Gliomas: tumor markers and prognosis

Background: Gliomas are classified based from the molecular parameters involved in their pathogenesis, which influence their prognosis. The parameters are based on the mutation of the genes encoding the enzyme isocitrate dehydrogenase 1 and 2 (IDH1 and IDH2), on the codelection of the arms of chromosome 1p/19q and the promoting hypermethylation of the MGMT gene. Objectives: identify tumor markers related to gliomas and their prognostic values. Methods: integrative review of the literature based on pubmed, lilacs and scielo platforms. Articles published in English, Portuguese and Spanish between 2016 and 2021 were included. Articles that were not related to the theme were excluded from the analysis. Results: The IDH1 and 2 genes are traditional markers and mutations in these genes are associated with a better prognosis. The codeletion 1p/19q, on the other hand, is indicative of a more favorable prognosis when related to tumors without codeletion.

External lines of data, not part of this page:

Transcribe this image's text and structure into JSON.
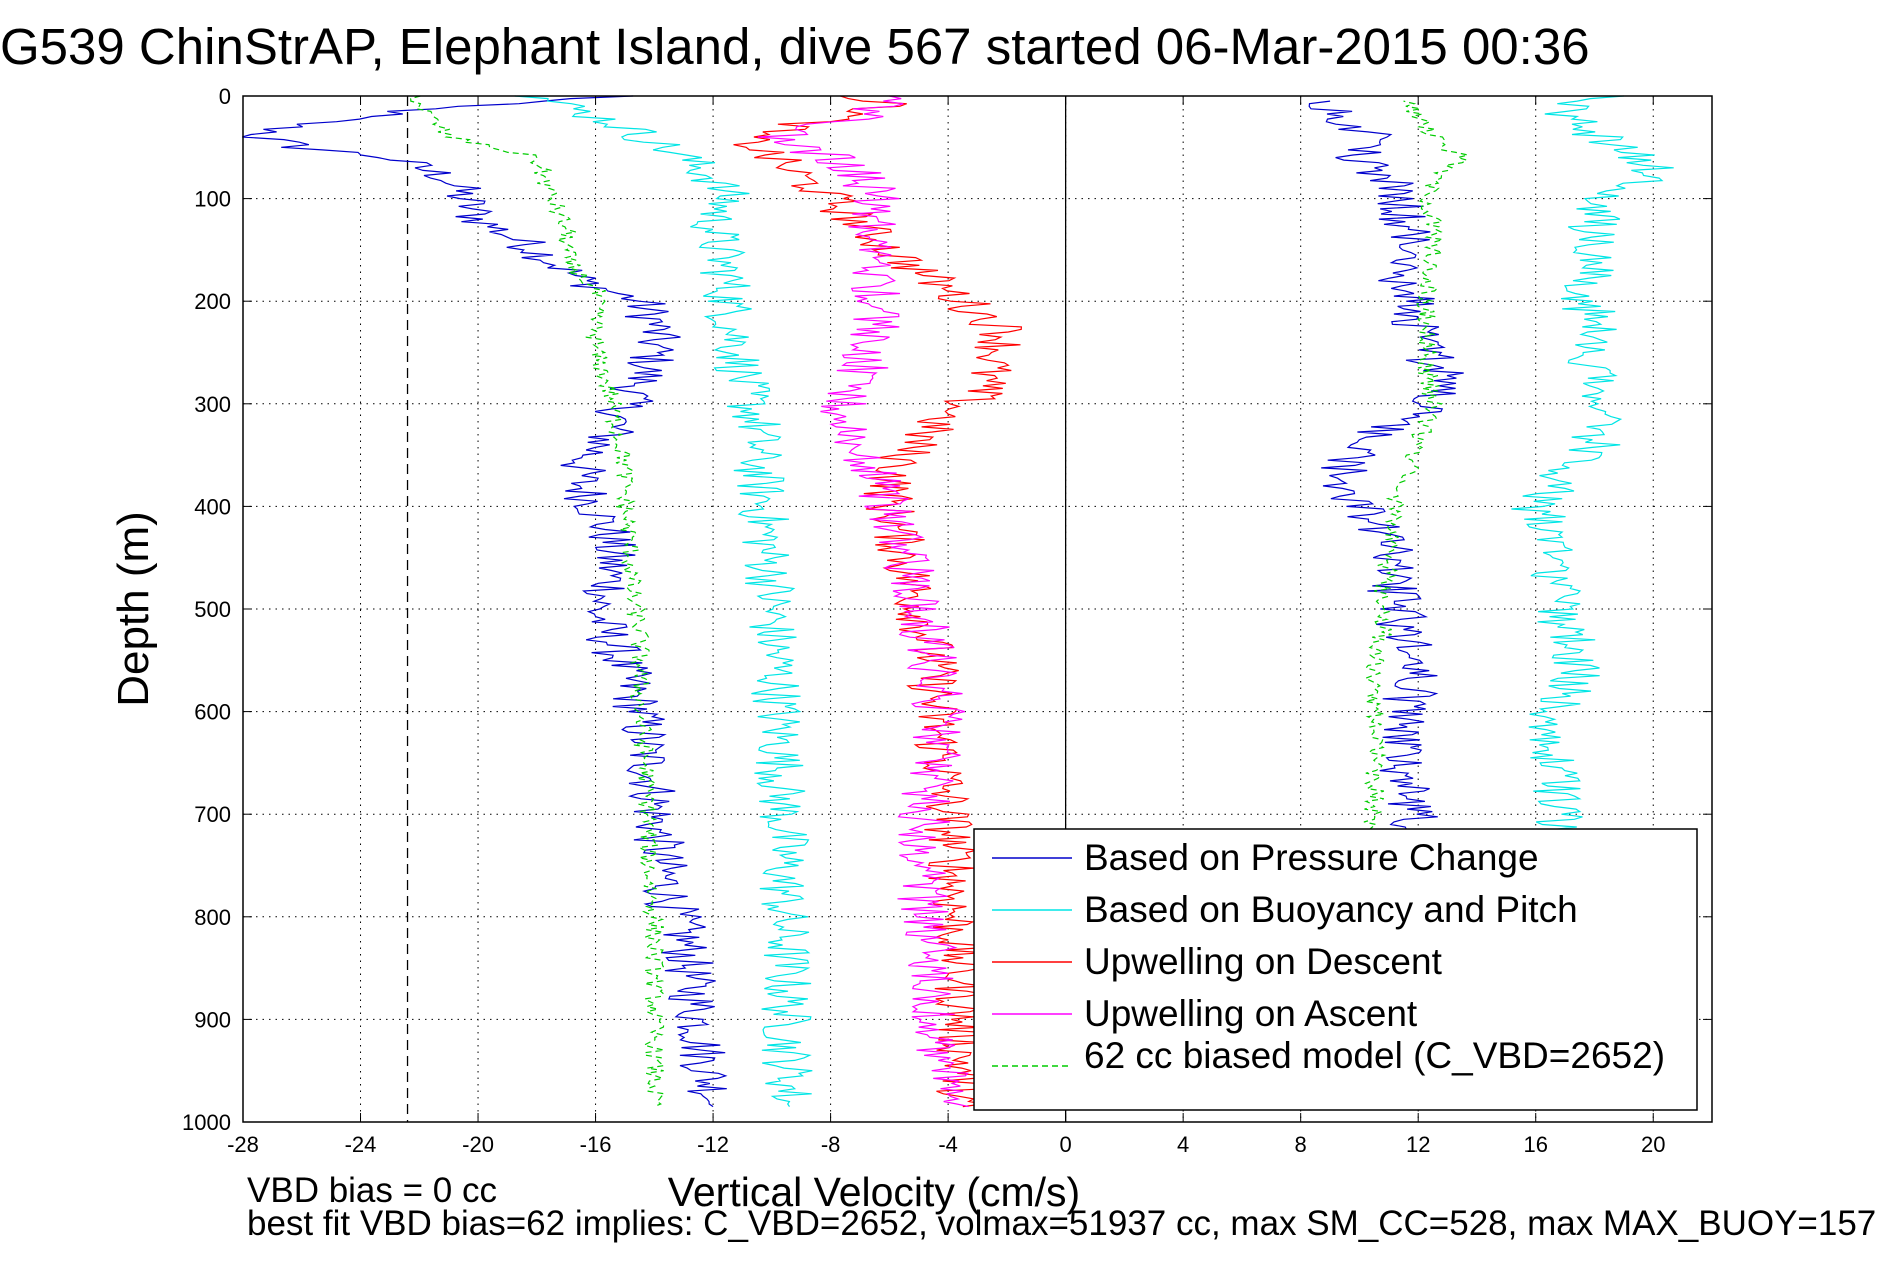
{
  "figure": {
    "title": "G539 ChinStrAP, Elephant Island, dive 567 started 06-Mar-2015 00:36",
    "footer_line1": "VBD bias = 0 cc",
    "footer_line2": "best fit VBD bias=62 implies: C_VBD=2652, volmax=51937 cc, max SM_CC=528, max MAX_BUOY=157"
  },
  "chart_data": {
    "type": "line",
    "title": "G539 ChinStrAP, Elephant Island, dive 567 started 06-Mar-2015 00:36",
    "xlabel": "Vertical Velocity (cm/s)",
    "ylabel": "Depth (m)",
    "xlim": [
      -28,
      22
    ],
    "ylim": [
      1000,
      0
    ],
    "y_reversed": true,
    "grid": true,
    "xticks": [
      -28,
      -24,
      -20,
      -16,
      -12,
      -8,
      -4,
      0,
      4,
      8,
      12,
      16,
      20
    ],
    "yticks": [
      0,
      100,
      200,
      300,
      400,
      500,
      600,
      700,
      800,
      900,
      1000
    ],
    "reference_lines": [
      {
        "x": -22.4,
        "style": "dashed",
        "color": "#000000"
      },
      {
        "x": 0,
        "style": "solid",
        "color": "#000000"
      }
    ],
    "legend_position": "bottom-right",
    "series": [
      {
        "name": "Based on Pressure Change",
        "color": "#0000cc",
        "style": "solid",
        "depth": [
          0,
          10,
          20,
          30,
          40,
          50,
          60,
          70,
          80,
          100,
          120,
          150,
          180,
          200,
          220,
          250,
          280,
          300,
          330,
          360,
          380,
          400,
          430,
          450,
          480,
          500,
          530,
          560,
          600,
          640,
          680,
          700,
          740,
          780,
          820,
          860,
          900,
          940,
          970,
          985
        ],
        "x": [
          -15,
          -21,
          -24,
          -26.5,
          -27.5,
          -26,
          -23,
          -22,
          -21,
          -20.5,
          -20,
          -18,
          -16.5,
          -14.5,
          -14,
          -14,
          -14.5,
          -15,
          -15.5,
          -16.5,
          -16.5,
          -16,
          -15.5,
          -15.5,
          -15.5,
          -16,
          -15.5,
          -15,
          -14.5,
          -14.3,
          -14,
          -14,
          -13.8,
          -13.5,
          -13,
          -12.8,
          -12.5,
          -12.3,
          -12,
          -12
        ]
      },
      {
        "name": "Based on Pressure Change",
        "color": "#0000cc",
        "style": "solid",
        "depth": [
          985,
          950,
          900,
          850,
          800,
          750,
          700,
          650,
          600,
          560,
          520,
          490,
          460,
          440,
          420,
          400,
          380,
          360,
          340,
          320,
          300,
          280,
          260,
          240,
          220,
          200,
          180,
          150,
          120,
          100,
          80,
          60,
          40,
          20,
          5
        ],
        "x": [
          12,
          12,
          12,
          12,
          12,
          12,
          11.8,
          11.5,
          11.5,
          12,
          11.5,
          11.2,
          11,
          11,
          10.5,
          10,
          9.5,
          9.5,
          10,
          11,
          12.5,
          13,
          12.5,
          12,
          12,
          12,
          11.5,
          11.8,
          11.5,
          11.5,
          11,
          10,
          10.5,
          9.5,
          9
        ]
      },
      {
        "name": "Based on Buoyancy and Pitch",
        "color": "#00e5e5",
        "style": "solid",
        "depth": [
          0,
          15,
          30,
          60,
          80,
          100,
          120,
          150,
          180,
          200,
          240,
          280,
          320,
          360,
          400,
          440,
          480,
          520,
          560,
          600,
          640,
          680,
          720,
          760,
          800,
          840,
          880,
          920,
          960,
          985
        ],
        "x": [
          -18,
          -16.5,
          -15,
          -13,
          -12,
          -11.5,
          -12,
          -11.8,
          -11.5,
          -11.5,
          -11.2,
          -11,
          -10.5,
          -10.5,
          -10.3,
          -10.2,
          -10,
          -10,
          -9.8,
          -9.8,
          -9.7,
          -9.7,
          -9.6,
          -9.6,
          -9.6,
          -9.5,
          -9.5,
          -9.5,
          -9.4,
          -9.4
        ]
      },
      {
        "name": "Based on Buoyancy and Pitch",
        "color": "#00e5e5",
        "style": "solid",
        "depth": [
          985,
          950,
          900,
          850,
          800,
          750,
          700,
          650,
          600,
          560,
          520,
          480,
          440,
          400,
          370,
          340,
          300,
          260,
          220,
          190,
          160,
          130,
          100,
          90,
          70,
          50,
          30,
          10,
          0
        ],
        "x": [
          17,
          17,
          17,
          17,
          17,
          17.2,
          16.8,
          16.5,
          16.5,
          17.5,
          17,
          16.8,
          16.5,
          16,
          17,
          18,
          18,
          18,
          18,
          17.5,
          18,
          18,
          18,
          19.5,
          20,
          19,
          17.5,
          17,
          19
        ]
      },
      {
        "name": "Upwelling on Descent",
        "color": "#ff0000",
        "style": "solid",
        "depth": [
          0,
          10,
          40,
          60,
          100,
          150,
          200,
          230,
          260,
          290,
          320,
          350,
          380,
          400,
          450,
          500,
          550,
          600,
          650,
          700,
          750,
          800,
          850,
          900,
          950,
          985
        ],
        "x": [
          -7,
          -6,
          -11,
          -10,
          -8,
          -6,
          -3.5,
          -2,
          -2.5,
          -3,
          -4.5,
          -5.5,
          -6,
          -6,
          -5.5,
          -5,
          -4.5,
          -4.5,
          -4.2,
          -4,
          -3.8,
          -3.8,
          -3.6,
          -3.6,
          -3.5,
          -3.5
        ]
      },
      {
        "name": "Upwelling on Ascent",
        "color": "#ff00ff",
        "style": "solid",
        "depth": [
          985,
          950,
          900,
          850,
          800,
          750,
          700,
          650,
          600,
          550,
          500,
          450,
          400,
          370,
          340,
          300,
          270,
          240,
          210,
          180,
          150,
          120,
          100,
          80,
          60,
          40,
          20,
          0
        ],
        "x": [
          -4,
          -4,
          -4.5,
          -4.5,
          -4.8,
          -5,
          -4.8,
          -4.5,
          -4.3,
          -4.5,
          -5,
          -5.5,
          -6,
          -6.5,
          -7.5,
          -7.5,
          -7,
          -6.5,
          -6.5,
          -6.5,
          -6.8,
          -6.5,
          -6.5,
          -6.8,
          -8,
          -10,
          -7,
          -6
        ]
      },
      {
        "name": "62 cc biased model (C_VBD=2652)",
        "color": "#00cc00",
        "style": "dashed",
        "depth": [
          0,
          10,
          40,
          60,
          100,
          130,
          160,
          190,
          220,
          250,
          290,
          320,
          360,
          400,
          440,
          480,
          520,
          560,
          600,
          650,
          700,
          750,
          800,
          850,
          900,
          950,
          985
        ],
        "x": [
          -22,
          -22,
          -21,
          -18,
          -17.5,
          -17,
          -17,
          -16,
          -16,
          -16,
          -15.5,
          -15.3,
          -15,
          -15,
          -14.8,
          -14.8,
          -14.5,
          -14.5,
          -14.5,
          -14.3,
          -14.2,
          -14.2,
          -14,
          -14,
          -14,
          -14,
          -14
        ]
      },
      {
        "name": "62 cc biased model (C_VBD=2652)",
        "color": "#00cc00",
        "style": "dashed",
        "depth": [
          985,
          950,
          900,
          850,
          800,
          750,
          700,
          650,
          600,
          560,
          520,
          490,
          450,
          420,
          400,
          380,
          340,
          300,
          260,
          220,
          180,
          150,
          120,
          100,
          80,
          60,
          40,
          20,
          5
        ],
        "x": [
          10.5,
          10.5,
          10.5,
          10.5,
          10.5,
          10.5,
          10.5,
          10.5,
          10.5,
          10.5,
          10.8,
          10.8,
          11,
          11,
          11.2,
          11.5,
          12,
          12.5,
          12.3,
          12.3,
          12.3,
          12.5,
          12.5,
          12.3,
          12.5,
          13.5,
          12.5,
          12,
          11.5
        ]
      }
    ]
  }
}
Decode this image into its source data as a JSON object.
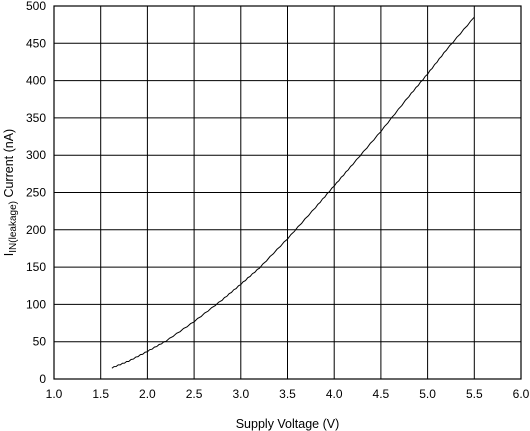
{
  "chart_data": {
    "type": "line",
    "xlabel": "Supply Voltage (V)",
    "ylabel": {
      "prefix": "I",
      "subscript": "IN(leakage)",
      "suffix": " Current (nA)"
    },
    "xlim": [
      1.0,
      6.0
    ],
    "ylim": [
      0,
      500
    ],
    "x_ticks": [
      "1.0",
      "1.5",
      "2.0",
      "2.5",
      "3.0",
      "3.5",
      "4.0",
      "4.5",
      "5.0",
      "5.5",
      "6.0"
    ],
    "y_ticks": [
      "0",
      "50",
      "100",
      "150",
      "200",
      "250",
      "300",
      "350",
      "400",
      "450",
      "500"
    ],
    "grid": true,
    "series": [
      {
        "x": [
          1.62,
          1.8,
          2.0,
          2.2,
          2.5,
          2.8,
          3.0,
          3.2,
          3.5,
          3.8,
          4.0,
          4.2,
          4.5,
          4.8,
          5.0,
          5.2,
          5.5
        ],
        "y": [
          15,
          24,
          37,
          51,
          77,
          106,
          127,
          149,
          188,
          230,
          259,
          288,
          332,
          379,
          409,
          441,
          485
        ]
      }
    ]
  }
}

MGMT gene hypermethylation has strong prognostic value in patients treated with radiotherapy and chemotherapy with alkyl agentes, because the low expression of the MGMT gene allows better efficacy of the therapy, which would be prevented by the MGMT enzyme. The circulating marker microRNA – 221 (miRNA), obtained by less invasive techniques, is an indicator of poor prognosis, however, it has not yet obtained clinical validation for use. Conclusion: It is concluded that the tumor markers that indicate a better prognosis are the genes IDH-I and II, the codelection 1p / 19q and the hypermethylation of the MGMT gene. While miRNA showed a worse prognosis.